A few blinks brought some clarity to the world. A blue salve coated his wound. A stench like sour mint rose from it as an oddly soothing chill sunk into his muscle. He looked around his room. Sunlight poured in an angled column onto a floor covered in furs. Dust swirled and danced like sprites in the light. Tables crowded the room. Dingy glass bottles, vials, jars, and other containers all in shades of blue and green littered the tabletops. Odd objects floated in a few of the bottles. They had an eerily animal look about them.
Skulls of goats, greyhorns, and elk stared at Iron from mounts on the wall. Their horns and antlers held unlit candles in varying states of use. Beneath the skulls, Sander’s familiar silhouette waved one arm over a hunched bean of a figure while the other arm formed a fist pressing against his thigh. “You’re almost done, and I’ve got the money! Give me a break here, Thyra. He’s just a kid.”
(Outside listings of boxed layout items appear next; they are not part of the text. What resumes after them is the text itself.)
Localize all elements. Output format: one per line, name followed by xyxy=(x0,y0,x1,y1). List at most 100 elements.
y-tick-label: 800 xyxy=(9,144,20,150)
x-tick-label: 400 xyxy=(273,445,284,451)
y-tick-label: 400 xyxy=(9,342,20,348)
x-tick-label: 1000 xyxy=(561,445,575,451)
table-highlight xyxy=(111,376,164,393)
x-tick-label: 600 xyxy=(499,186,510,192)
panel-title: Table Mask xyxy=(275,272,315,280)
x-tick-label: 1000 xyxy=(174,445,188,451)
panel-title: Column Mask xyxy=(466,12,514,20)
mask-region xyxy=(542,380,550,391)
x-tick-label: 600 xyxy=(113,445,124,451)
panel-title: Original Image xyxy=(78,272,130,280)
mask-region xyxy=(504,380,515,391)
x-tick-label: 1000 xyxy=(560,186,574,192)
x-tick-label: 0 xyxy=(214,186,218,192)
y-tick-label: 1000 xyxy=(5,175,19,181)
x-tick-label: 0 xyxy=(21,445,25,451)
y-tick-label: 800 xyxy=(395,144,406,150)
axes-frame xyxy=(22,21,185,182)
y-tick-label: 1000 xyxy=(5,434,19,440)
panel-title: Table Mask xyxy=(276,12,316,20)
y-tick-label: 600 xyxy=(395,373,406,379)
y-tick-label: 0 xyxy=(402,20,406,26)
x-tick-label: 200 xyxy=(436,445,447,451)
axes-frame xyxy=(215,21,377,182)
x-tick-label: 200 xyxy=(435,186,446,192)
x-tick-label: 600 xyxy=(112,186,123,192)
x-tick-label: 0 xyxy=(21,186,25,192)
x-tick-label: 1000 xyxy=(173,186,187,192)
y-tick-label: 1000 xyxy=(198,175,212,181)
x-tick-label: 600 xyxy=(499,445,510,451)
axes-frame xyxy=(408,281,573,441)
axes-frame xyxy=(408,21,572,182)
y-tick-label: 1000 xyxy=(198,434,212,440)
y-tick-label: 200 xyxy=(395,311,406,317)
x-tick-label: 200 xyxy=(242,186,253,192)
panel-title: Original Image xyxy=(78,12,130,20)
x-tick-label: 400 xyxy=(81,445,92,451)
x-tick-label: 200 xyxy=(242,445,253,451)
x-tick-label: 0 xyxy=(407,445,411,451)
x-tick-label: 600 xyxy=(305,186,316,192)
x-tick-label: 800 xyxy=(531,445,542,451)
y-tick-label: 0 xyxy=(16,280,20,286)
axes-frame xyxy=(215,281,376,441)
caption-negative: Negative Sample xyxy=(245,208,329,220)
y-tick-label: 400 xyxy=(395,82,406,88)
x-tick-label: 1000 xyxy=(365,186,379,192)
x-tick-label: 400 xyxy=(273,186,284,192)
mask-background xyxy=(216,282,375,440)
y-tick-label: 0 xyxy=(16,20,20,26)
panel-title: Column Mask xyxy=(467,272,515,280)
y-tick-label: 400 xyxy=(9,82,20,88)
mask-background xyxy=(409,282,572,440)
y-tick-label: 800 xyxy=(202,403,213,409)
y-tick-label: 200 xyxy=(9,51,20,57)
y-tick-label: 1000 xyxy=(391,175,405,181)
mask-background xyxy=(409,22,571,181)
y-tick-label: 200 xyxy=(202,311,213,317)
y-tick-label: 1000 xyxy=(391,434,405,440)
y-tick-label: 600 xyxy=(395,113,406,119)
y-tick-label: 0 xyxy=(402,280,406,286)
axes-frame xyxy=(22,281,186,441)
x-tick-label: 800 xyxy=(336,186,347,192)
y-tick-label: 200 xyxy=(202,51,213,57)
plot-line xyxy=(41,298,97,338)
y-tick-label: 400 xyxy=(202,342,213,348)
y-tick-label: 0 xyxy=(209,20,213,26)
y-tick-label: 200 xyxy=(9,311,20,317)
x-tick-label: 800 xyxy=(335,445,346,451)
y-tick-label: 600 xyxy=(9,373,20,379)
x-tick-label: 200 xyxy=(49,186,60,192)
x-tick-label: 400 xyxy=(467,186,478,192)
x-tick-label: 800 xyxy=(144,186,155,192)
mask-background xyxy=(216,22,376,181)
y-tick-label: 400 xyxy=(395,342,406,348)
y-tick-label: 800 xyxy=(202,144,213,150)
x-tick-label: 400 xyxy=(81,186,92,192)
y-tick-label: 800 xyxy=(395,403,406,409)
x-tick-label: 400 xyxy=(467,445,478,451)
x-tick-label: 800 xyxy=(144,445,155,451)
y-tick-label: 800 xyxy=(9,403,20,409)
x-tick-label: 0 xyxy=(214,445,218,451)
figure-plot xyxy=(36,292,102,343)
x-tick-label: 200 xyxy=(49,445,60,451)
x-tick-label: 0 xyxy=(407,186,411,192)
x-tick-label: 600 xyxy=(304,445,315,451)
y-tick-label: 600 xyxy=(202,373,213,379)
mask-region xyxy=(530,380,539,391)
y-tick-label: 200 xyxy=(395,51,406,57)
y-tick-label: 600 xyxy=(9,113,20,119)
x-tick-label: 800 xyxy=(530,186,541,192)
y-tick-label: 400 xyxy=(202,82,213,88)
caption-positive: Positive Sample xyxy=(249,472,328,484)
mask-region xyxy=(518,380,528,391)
The hunched figure named Thyra spat and turned, waddling toward the shaft of light. She passed into it like a wraith might pass through stone, and it illuminated her features.
She had a face like half-cooked potato with cheeks that swelled beneath sagging lids. Her wide, flat nose drew up its short bridge into a wrinkled scowl, and when she saw Iron’s open eyes, her jowls moved with her disapproving head shake.
“You think I don’t know this runt’s poison?” She grabbed a small cup and took a swig. Iron had an inkling it wasn’t medicine. “I know this poison. We all know this poison, you fool, even as far as Skaard, we know that corruption. You bring Sol and his demons to Ormhild. He would leave our lands be and look south and east. Not now. Not now!”
Sander rounded the table until he stood behind her, his footfalls thunking on the creaky floorboards. “It was just an accident. Sol can’t possibly know we’re here.”